Publicado em 24/08/2026 10:52 e atualizado em 24/08/2026 11:25
Primeira operação do 2º Leilão do Programa Eco Invest Brasil no bioma apoiará a recuperação produtiva de áreas degradadas e a transição para uma agropecuária de baixo carbono

A Agrovale concluiu a estruturação técnica e financeira de um projeto voltado à recuperação produtiva de áreas degradadas, selecionado no âmbito do 2º Leilão do Programa Eco Invest Brasil, iniciativa do Governo Federal que fomenta a transição para uma economia de baixo carbono no setor agropecuário. O Itaú BBA atuou como instituição estruturadora e financiadora da operação, que representa a primeira iniciativa viabilizada pelo leilão para projetos na Caatinga.

A operação prevê financiamento de cerca de R$ 200 milhões, com prazo de sete anos, destinado à recuperação de áreas de canavial degradadas e à implantação de sistema de irrigação por gotejamento, trazendo maior eficiência e economia no uso dos recursos hídricos. As áreas da Agrovale estão localizadas no semiárido brasileiro, onde a precipitação média anual de cerca de 400 milímetros torna a irrigação essencial para a produção agrícola. A iniciativa tem como objetivo elevar a produtividade, promover o uso mais eficiente dos recursos hídricos e fortalecer a sustentabilidade da produção agrícola.

"É uma satisfação participar da estruturação da primeira operação do Eco Invest II voltada à recuperação produtiva de áreas degradadas no bioma Caatinga. Acreditamos que mecanismos financeiros como este são fundamentais para ampliar o acesso a capital destinado à transição para uma economia de baixo carbono, viabilizando investimentos que elevam a produtividade, promovem o uso mais eficiente dos recursos naturais e fortalecem a competitividade do agronegócio brasileiro no longo prazo", afirma Pedro Fernandes, diretor de Agronegócio do Itaú BBA.

A estratégia busca promover a melhoria da qualidade do solo, ampliar sua capacidade de retenção de matéria orgânica, fortalecer a sustentabilidade do sistema produtivo e contribuir para a redução das emissões de gases de efeito estufa (GEE),  gerando benefícios ambientais e climáticos de longo prazo.

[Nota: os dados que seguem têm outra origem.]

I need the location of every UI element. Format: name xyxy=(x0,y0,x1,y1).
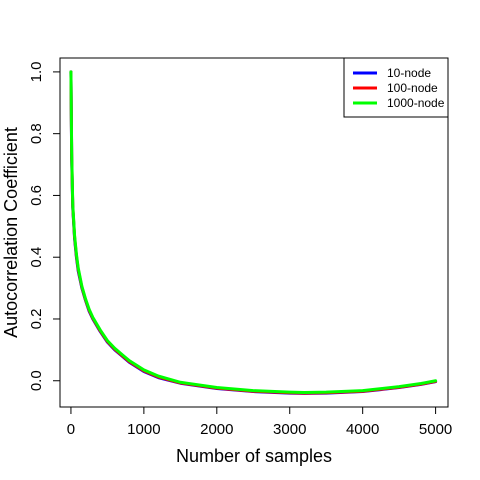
y-tick-label: 0.0 xyxy=(28,370,45,391)
y-tick-label: 0.4 xyxy=(28,247,45,268)
x-axis: 0 1000 2000 3000 4000 5000 xyxy=(67,406,452,438)
series-line-1000-node xyxy=(69,70,438,394)
series-line-10-node xyxy=(69,70,438,395)
series-layer xyxy=(69,70,438,395)
y-tick-label: 0.8 xyxy=(28,123,45,144)
x-tick-label: 3000 xyxy=(273,421,306,438)
x-axis-title: Number of samples xyxy=(176,446,332,466)
series-line-100-node xyxy=(69,70,438,395)
legend-label: 1000-node xyxy=(387,96,445,110)
x-tick-label: 0 xyxy=(67,421,75,438)
y-tick-label: 0.2 xyxy=(28,309,45,330)
x-tick-label: 1000 xyxy=(127,421,160,438)
x-tick-label: 5000 xyxy=(419,421,452,438)
y-tick-label: 0.6 xyxy=(28,185,45,206)
legend-label: 100-node xyxy=(387,81,438,95)
y-axis: 0.0 0.2 0.4 0.6 0.8 1.0 xyxy=(28,61,61,391)
legend-label: 10-node xyxy=(387,66,431,80)
y-tick-label: 1.0 xyxy=(28,61,45,82)
y-axis-title: Autocorrelation Coefficient xyxy=(1,127,21,338)
x-tick-label: 4000 xyxy=(346,421,379,438)
x-tick-label: 2000 xyxy=(200,421,233,438)
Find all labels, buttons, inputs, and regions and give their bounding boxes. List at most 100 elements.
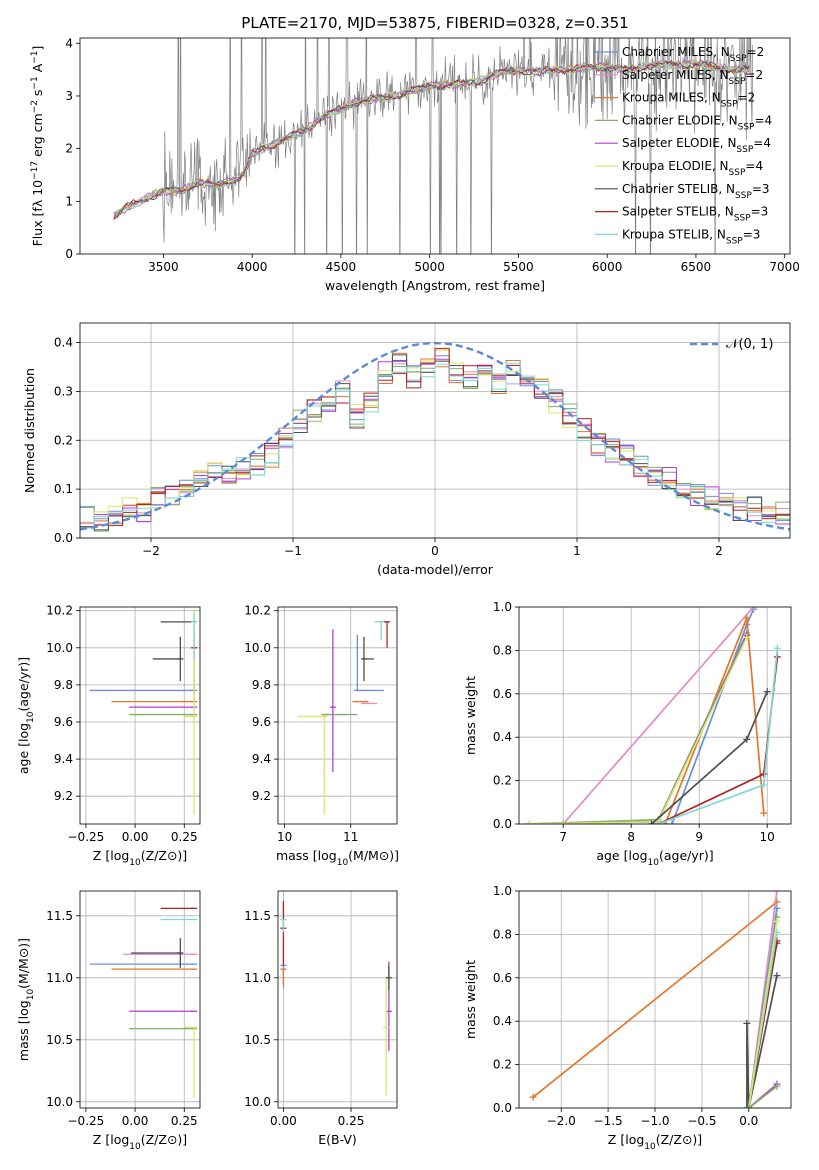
legend-label: Salpeter STELIB, NSSP=3	[622, 205, 768, 224]
weight-line	[529, 632, 748, 824]
label-part: 10	[26, 711, 36, 723]
y-tick-label: 0.8	[493, 927, 512, 941]
label-part: 10	[648, 858, 660, 868]
label-part: SSP	[736, 145, 753, 155]
label-part: peter STELIB, N	[640, 205, 733, 219]
x-tick-label: 0.25	[338, 1114, 365, 1128]
label-part: mass [	[276, 848, 318, 863]
x-axis-label: Z [log10(Z/Z⊙)]	[608, 1132, 702, 1152]
weight-line	[529, 634, 748, 824]
y-tick-label: 3	[65, 89, 73, 103]
label-part: Normed distribution	[22, 368, 37, 493]
x-tick-label: −2	[142, 544, 160, 558]
x-tick-label: 3500	[148, 260, 179, 274]
label-part: (Z/Z⊙)]	[141, 1132, 187, 1147]
label-part: l	[450, 562, 453, 577]
data-point	[773, 904, 781, 912]
x-axis-label: E(B-V)	[318, 1132, 357, 1147]
weight-line	[747, 975, 778, 1108]
plot-area	[89, 907, 198, 1099]
x-tick-label: 0.00	[122, 1114, 149, 1128]
y-tick-label: 1.0	[493, 884, 512, 898]
x-tick-label: 5500	[503, 260, 534, 274]
x-tick-label: −0.5	[687, 1114, 716, 1128]
label-part: age [	[16, 742, 31, 774]
label-part: λ 10	[30, 180, 45, 207]
y-tick-label: 9.8	[252, 678, 271, 692]
plot-area	[529, 891, 781, 1108]
chart-mass_vs_EBV: 0.00 0.25 10.0 10.5 11.0 11.5 E(B-V)	[244, 890, 398, 1147]
label-part: (age/yr)]	[16, 657, 31, 712]
label-part: wave	[325, 278, 358, 293]
y-tick-label: 0.4	[493, 730, 512, 744]
label-part: erg cm	[30, 113, 45, 161]
weight-line	[529, 637, 748, 824]
label-part: 10	[26, 989, 36, 1001]
x-tick-label: 11	[343, 830, 358, 844]
chart-residuals: −2 −1 0 1 2 0.0 0.1 0.2 0.3 0.4 (data-model)/error…	[22, 322, 791, 577]
label-part: =2	[738, 91, 756, 105]
x-tick-label: 1	[573, 544, 581, 558]
plot-area	[89, 608, 198, 815]
weight-line	[532, 901, 778, 1098]
y-axis-label: mass weight	[463, 676, 478, 755]
x-tick-label: −0.25	[68, 830, 105, 844]
axes-frame	[518, 890, 792, 1109]
x-axis-label: age [log10(age/yr)]	[596, 848, 713, 868]
y-axis-label: Flux [fλ 10−17 erg cm−2 s−1 A−1]	[30, 46, 45, 247]
label-part: Sa	[622, 136, 637, 150]
y-tick-label: 11.5	[46, 909, 73, 923]
label-part: log	[110, 1132, 129, 1147]
data-point	[559, 820, 567, 824]
y-tick-label: 9.8	[54, 678, 73, 692]
label-part: =3	[743, 227, 761, 241]
x-tick-label: 0.00	[122, 830, 149, 844]
label-part: (M/M⊙)]	[16, 938, 31, 989]
label-part: Chabrier STELIB, N	[622, 182, 735, 196]
label-part: SSP	[734, 214, 751, 224]
x-tick-label: 5000	[414, 260, 445, 274]
y-tick-label: 0.6	[493, 687, 512, 701]
label-part: =3	[752, 182, 770, 196]
plot-area	[297, 621, 391, 815]
y-tick-label: 1.0	[493, 600, 512, 614]
data-point	[760, 781, 768, 789]
x-tick-label: −1.0	[640, 1114, 669, 1128]
y-tick-label: 9.2	[252, 789, 271, 803]
x-tick-label: 2	[715, 544, 723, 558]
axes-frame	[277, 606, 398, 825]
legend-label: Chabrier MILES, NSSP=2	[622, 45, 764, 64]
y-axis-label: mass weight	[463, 960, 478, 1039]
data-point	[743, 1019, 751, 1027]
y-tick-label: 10.0	[46, 1095, 73, 1109]
x-tick-label: 9	[695, 830, 703, 844]
x-tick-label: 0.00	[270, 1114, 297, 1128]
label-part: l	[637, 205, 640, 219]
label-part: mass weight	[463, 676, 478, 755]
axes-frame	[79, 322, 791, 539]
data-point	[745, 1104, 753, 1108]
data-point	[525, 820, 533, 824]
data-point	[760, 809, 768, 817]
x-axis-label: (data-model)/error	[377, 562, 494, 577]
label-part: log	[110, 848, 129, 863]
label-part: E(B-V)	[318, 1132, 357, 1147]
label-part: s	[30, 90, 45, 101]
y-tick-label: 1	[65, 194, 73, 208]
x-tick-label: 7000	[769, 260, 800, 274]
label-part: l	[358, 278, 361, 293]
chart-weight_vs_Z: −2.0 −1.5 −1.0 −0.5 0.0 0.0 0.2 0.4 0.6 0.8 1.0 Z […	[463, 884, 792, 1152]
y-tick-label: 0.2	[493, 774, 512, 788]
label-part: Chabrier MILES, N	[622, 45, 730, 59]
legend-label: Kroupa MILES, NSSP=2	[622, 91, 755, 110]
weight-line	[671, 608, 755, 824]
label-part: SSP	[738, 122, 755, 132]
label-part: (age/yr)]	[659, 848, 714, 863]
label-part: l	[30, 236, 45, 239]
y-tick-label: 0.8	[493, 643, 512, 657]
label-part: Kroupa ELODIE, N	[622, 159, 729, 173]
label-part: SSP	[726, 236, 743, 246]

A expectativa é de um incremento de aproximadamente 223% na produção em comparação a sistemas convencionais de irrigação praticados na região. Ao longo da execução do projeto, a receita estimada com esses produtos é de aproximadamente R$ 1,3 bilhão, contribuindo para o desenvolvimento da economia regional.

"A operação reforça nosso compromisso com uma produção cada vez mais eficiente e sustentável. Este projeto permitirá modernizar nossas operações, aumentar a produtividade das áreas cultivadas e otimizar o uso da água, gerando benefícios ambientais e econômicos de longo prazo", conclui Juliana Alves, Superintendente Administrativo Financeiro da Agrovale.